Hegseth’s views on women in combat ‘flat-out wrong’, Senator Duckworth says

woman stands behind lectern
Senator Tammy Duckworth of Illinois at the Democratic national convention in Chicago, on 20 August. Photograph: Mike Segar/Reuters

Democratic US Senator Tammy Duckworth, who lost both her legs after the army Black Hawk attack helicopter she was piloting was shot down during the US war in Iraq, on Sunday ramped up criticism of Donald Trump’s nominee for defense secretary who argues women shouldn’t be on the front line.

Pete Hegseth is the former Fox News host and soldier tapped by the president-elect to lead the Pentagon and oversee the largest military force in the world, but he is steeped in controversy.

Hegseth vociferously opposes the recent hard-won right of US women to be officially allowed into combat. And he is tangled in past allegations of sexual misconduct – while the Pentagon has been struggling for years with how to prevent, deal with and punish sexual assault and harassment in the armed forces.

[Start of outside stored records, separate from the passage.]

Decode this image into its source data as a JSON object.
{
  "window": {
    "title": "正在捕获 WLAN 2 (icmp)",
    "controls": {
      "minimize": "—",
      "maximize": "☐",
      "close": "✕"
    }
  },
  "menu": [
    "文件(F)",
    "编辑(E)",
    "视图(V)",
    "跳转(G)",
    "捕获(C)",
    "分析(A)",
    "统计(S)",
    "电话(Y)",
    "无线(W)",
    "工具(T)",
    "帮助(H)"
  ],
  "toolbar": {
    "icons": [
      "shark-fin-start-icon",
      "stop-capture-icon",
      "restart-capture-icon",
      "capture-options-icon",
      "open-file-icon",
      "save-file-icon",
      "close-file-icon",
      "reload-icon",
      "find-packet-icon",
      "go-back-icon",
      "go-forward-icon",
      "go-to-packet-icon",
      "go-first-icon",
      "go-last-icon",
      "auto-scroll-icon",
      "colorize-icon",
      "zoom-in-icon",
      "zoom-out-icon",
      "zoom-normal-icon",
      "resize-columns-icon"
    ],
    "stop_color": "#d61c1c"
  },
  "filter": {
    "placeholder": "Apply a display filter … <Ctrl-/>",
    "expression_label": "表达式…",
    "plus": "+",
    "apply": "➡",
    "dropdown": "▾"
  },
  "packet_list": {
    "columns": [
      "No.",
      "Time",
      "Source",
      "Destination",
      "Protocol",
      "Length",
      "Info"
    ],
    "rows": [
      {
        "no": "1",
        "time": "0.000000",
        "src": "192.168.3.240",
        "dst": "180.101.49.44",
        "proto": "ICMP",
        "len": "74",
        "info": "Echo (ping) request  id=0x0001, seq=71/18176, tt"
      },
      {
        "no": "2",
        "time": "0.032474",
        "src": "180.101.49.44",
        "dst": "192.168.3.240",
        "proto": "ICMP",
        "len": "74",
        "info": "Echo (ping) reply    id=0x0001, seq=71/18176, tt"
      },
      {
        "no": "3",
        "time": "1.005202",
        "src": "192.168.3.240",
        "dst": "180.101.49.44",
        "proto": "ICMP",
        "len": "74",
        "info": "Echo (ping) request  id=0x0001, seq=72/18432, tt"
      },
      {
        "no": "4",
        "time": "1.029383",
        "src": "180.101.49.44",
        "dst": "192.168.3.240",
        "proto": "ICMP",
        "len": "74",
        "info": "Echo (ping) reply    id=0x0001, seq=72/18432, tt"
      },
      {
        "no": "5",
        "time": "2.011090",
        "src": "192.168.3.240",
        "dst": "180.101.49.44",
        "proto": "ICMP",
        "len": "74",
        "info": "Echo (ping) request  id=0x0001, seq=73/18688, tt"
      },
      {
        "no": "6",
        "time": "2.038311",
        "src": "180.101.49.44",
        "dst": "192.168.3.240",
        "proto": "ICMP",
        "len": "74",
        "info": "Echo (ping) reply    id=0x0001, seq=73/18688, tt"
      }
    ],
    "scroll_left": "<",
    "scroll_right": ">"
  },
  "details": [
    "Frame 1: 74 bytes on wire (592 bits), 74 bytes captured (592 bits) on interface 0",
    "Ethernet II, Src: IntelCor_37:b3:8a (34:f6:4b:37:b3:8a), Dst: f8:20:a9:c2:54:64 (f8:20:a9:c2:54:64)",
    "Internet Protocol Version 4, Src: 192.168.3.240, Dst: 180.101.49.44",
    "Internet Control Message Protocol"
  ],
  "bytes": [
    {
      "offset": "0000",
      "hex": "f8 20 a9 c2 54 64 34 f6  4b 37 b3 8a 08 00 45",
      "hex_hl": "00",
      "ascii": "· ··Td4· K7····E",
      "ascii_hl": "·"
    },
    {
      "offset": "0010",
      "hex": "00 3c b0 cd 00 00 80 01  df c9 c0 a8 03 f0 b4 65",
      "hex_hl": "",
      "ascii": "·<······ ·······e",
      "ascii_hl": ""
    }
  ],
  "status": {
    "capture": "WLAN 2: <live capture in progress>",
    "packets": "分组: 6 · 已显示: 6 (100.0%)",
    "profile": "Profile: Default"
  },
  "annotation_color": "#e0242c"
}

Duckworth called Hegseth “flat-out wrong” on women in combat roles when she appeared on the CBS show Face the Nation on Sunday, and called him “inordinately unqualified” for the job of defense secretary.

“Frankly, America’s daughters are just as capable of defending liberty and freedom as her sons,” she said.

Hegseth made remarks in a podcast earlier this month arguing for turning back time on equality in the military, saying: “I’m straight up just saying we should not have women in combat roles. It hasn’t made us more effective. Hasn’t made us more lethal. Has made fighting more complicated.”

The final barriers to women in combat were removed in 2015 when the military was ordered to open all jobs to anyone who met standards.

But in reality, women had been in combat in substantial numbers, fighting on the front line, winning medals and losing their lives throughout the US wars in Afghanistan and Iraq after the terrorist attacks of 9/11.

Duckworth was shot down with a rocket-propelled grenade over Iraq in 2004. She was elected to the Senate to represent Illinois in 2016.

She told CBS: “Women in our military does make us more effective, does make us more lethal. He’s been out there saying women are not as strong [but] the ones who are in those roles have met the same standards as the men and have passed the very rigorous testing. So he’s just flat out wrong.”

Duckworth is a member of the senate armed services committee. She noted that these days women serve in the infantry and special forces, such as the Navy Seals.

She also appeared in the CNN studio earlier on Sunday, using her wheelchair, and said: “Our military could not go to war without its 223,000 women who serve in uniform.”

She said that Hegseth served at a low level in the military and did not command any group larger than a platoon.

“Mr Hegseth is not qualified for the position because he doesn’t understand, apparently even after having served, that women are actually vitally important to an effective military.”

Hegseth, among the most controversial of Trump’s already contentious cabinet choices was the subject of a sexual assault investigation in 2017 and he reportedly made a payment to a woman at the heart of the case in exchange for her signing a non-disclosure agreement. Hegseth has denied all the allegations and said the encounter in question was consensual.

Duckworth said that she hoped the Senate committee would speak to the woman during the confirmation process next year, although she suspected it would “roll over for Mr Trump” and not do that once it has a Republican chair when the GOP assumes the senate majority.

“Remember we have just fought over a decade of fights and overhauled the military in its treatment of sexual trauma, it’s frankly an insult and really troubling that Mr Trump would nominate someone who has admitted he paid off a victim who has claimed rape allegations against him. This is not someone who you want to lead the department of defense,” she said.